After I ran the recipe and populated the output dataset, I modified it externally, outside of Dataiku by dropping some rows.
And the modification broke something real bad.
First, when I queried the dataset from a SQL notebook I would see the dropped rows.
Then, when I tried to rebuild the dataset, the job stalled. The last line in the log file was:
Now, I can't do anything with this table, can't view it, can't rebuild it.
What did I do wrong? Why can't I modify the table created by Dataiku?
Can you clarify exactly how you modified this dataset externally and how you went about dropping some rows from this table? When you run a recipe in overwrite mode (default setting), DSS will attempt to drop the target table/dataset before recreating it. Can you check if you are able to drop this table directly? If so, can you try rebuilding this dataset again afterwards?
query = """ delete from [schema_name].[table_name] where [column_name] = value; """ pandas.io.sql.execute(query, cnxn)

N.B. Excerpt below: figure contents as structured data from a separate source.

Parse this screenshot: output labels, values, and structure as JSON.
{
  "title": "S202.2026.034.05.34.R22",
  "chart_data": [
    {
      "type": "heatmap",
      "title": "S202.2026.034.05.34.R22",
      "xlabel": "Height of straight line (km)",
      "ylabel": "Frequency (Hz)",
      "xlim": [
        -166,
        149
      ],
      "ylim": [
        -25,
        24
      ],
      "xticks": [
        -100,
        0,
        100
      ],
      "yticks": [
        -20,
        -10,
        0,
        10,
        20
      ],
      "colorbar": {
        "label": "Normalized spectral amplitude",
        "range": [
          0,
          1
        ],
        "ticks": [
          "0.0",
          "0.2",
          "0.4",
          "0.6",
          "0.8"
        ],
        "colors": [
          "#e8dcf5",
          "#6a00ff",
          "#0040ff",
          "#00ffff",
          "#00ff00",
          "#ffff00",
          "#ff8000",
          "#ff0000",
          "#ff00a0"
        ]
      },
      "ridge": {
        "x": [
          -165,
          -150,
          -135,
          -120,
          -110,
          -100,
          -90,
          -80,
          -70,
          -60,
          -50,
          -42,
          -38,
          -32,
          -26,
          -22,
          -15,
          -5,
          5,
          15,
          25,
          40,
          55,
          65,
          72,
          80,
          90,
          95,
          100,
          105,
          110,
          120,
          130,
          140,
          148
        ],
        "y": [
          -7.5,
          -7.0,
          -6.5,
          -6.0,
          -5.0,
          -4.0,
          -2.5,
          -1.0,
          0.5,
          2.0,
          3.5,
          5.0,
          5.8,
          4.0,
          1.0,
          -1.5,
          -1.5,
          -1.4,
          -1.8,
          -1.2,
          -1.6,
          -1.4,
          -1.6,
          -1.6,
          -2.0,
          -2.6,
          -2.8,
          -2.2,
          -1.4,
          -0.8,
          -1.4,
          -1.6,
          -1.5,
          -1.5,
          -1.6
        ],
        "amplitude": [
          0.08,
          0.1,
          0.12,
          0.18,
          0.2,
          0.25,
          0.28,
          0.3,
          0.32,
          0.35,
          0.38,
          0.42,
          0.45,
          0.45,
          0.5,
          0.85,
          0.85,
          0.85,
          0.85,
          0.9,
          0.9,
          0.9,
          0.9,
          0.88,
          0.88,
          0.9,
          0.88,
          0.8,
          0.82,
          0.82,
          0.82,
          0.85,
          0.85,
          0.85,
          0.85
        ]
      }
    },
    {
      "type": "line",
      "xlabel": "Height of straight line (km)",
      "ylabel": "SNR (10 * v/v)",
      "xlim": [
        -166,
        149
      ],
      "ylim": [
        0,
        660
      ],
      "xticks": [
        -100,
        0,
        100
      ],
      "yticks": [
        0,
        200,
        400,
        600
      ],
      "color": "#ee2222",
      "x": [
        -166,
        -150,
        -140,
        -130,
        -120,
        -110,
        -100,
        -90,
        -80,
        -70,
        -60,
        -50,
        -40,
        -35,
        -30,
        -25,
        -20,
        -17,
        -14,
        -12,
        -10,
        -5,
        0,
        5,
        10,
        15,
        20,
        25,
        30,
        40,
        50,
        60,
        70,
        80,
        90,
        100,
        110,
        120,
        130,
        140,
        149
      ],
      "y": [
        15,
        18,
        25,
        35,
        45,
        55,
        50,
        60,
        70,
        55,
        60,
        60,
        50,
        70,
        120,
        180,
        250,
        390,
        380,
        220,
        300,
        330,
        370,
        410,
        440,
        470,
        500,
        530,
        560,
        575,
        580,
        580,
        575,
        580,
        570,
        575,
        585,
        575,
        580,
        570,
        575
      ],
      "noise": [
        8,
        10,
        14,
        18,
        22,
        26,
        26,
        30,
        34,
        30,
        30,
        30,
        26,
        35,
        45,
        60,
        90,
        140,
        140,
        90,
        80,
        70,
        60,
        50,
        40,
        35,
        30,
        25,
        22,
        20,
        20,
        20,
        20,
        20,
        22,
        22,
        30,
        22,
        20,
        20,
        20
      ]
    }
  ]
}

Yes I dropped the table directly. But even after than Dataiku was showing the table as present until I dropped in Dataiku.
I.e. I executed
drop table [schema_name].[table_name]
outside of DSS and then in the SQL notebook in DSS, and only then the table disappeared from the view in DSS
You might need to add a Commit after your drop statement when dropping the table outside of DSS to ensure that the table is actually being dropped properly.